Ogundipe explained that between 2015 and 2022, the university had retained 256 first-class graduates as lecturers. However, as of October 2023, only 17 of them remained in the institution’s employment, with the majority leaving Nigeria in search of better opportunities.
“At UNILAG, we decided that those with first-class honours should be employed. What is remaining is not up to 10 per cent. All of them have gone,” Ogundipe lamented. He further revealed that in 2015, 86 were recruited; in 2016, another 82; and during his tenure between 2017 and 2022, 88 were employed. “As of October 2023, only 17 were on the ground. They have gone,” he added.
He attributed the exodus to poor salaries, lack of research support, and poor welfare conditions. According to him, unless something urgent is done, Nigeria’s universities risk being dominated by women in the next decade, as many male lecturers are leaving the system in large numbers.
Ogundipe also warned that the quality of postgraduate students would decline if the government failed to act. “The calibre of people who will come for postgraduate studies will be people who are not supposed to come,” he said, hinting at declining academic standards.
He lamented the chronic underfunding of Nigeria’s education sector, noting that federal and state allocations to education have consistently fallen below the UNESCO recommended benchmark of 15 to 26 per cent. In most cases, he said, the allocation hovers between 4.5 and 7.5 per cent of the national budget.
The former vice-chancellor called for legislation mandating that each first-generation university should receive at least ₦1 billion annually to tackle infrastructural decay. He stressed that without such guaranteed funding, universities would continue to rely heavily on Internally Generated Revenue (IGR), which should instead be directed towards research and innovation.
Ogundipe, who currently serves as Pro-Chancellor of Redeemer’s University, Ede, Osun State, bemoaned the state of infrastructure, technology, and digital facilities in Nigerian universities. He said most were overstretched, outdated, or completely unavailable, leaving both staff and students frustrated.

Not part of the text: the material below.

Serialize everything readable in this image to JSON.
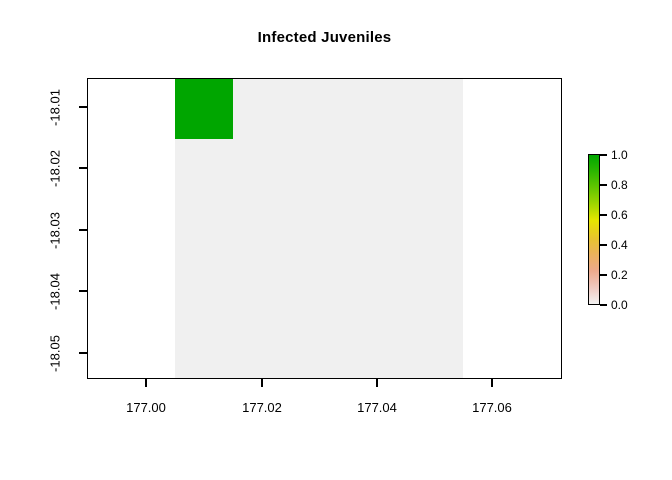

He also urged policymakers to embrace innovative funding models for education. Citing UNESCO’s recommendation, he suggested strategies such as public-private partnerships, alumni endowments, philanthropy, education bonds, and leveraging Nigeria’s large diaspora population for targeted investments.
“Innovative mechanisms for education,” Ogundipe said, “include shared risk/reward models for infrastructure, investors repaid only if outcomes are achieved, risk capital for EdTech, debt swaps for education, and corporate donations tied to measurable outcomes.”
He also appealed to the private sector to see investment in education not just as corporate social responsibility but as enlightened self-interest. “The private sector should invest in infrastructure, people, curricula, and research that will build the workforce and markets of tomorrow,” he noted.
In his closing remarks, Ogundipe called on alumni, civil society, faith-based groups, donor agencies, and ordinary Nigerians to see education as a sacred trust. “Our fingerprints, our footprints, our names should be found in the library buildings, the digital labs, the scholarships, and the lives changed,” he concluded.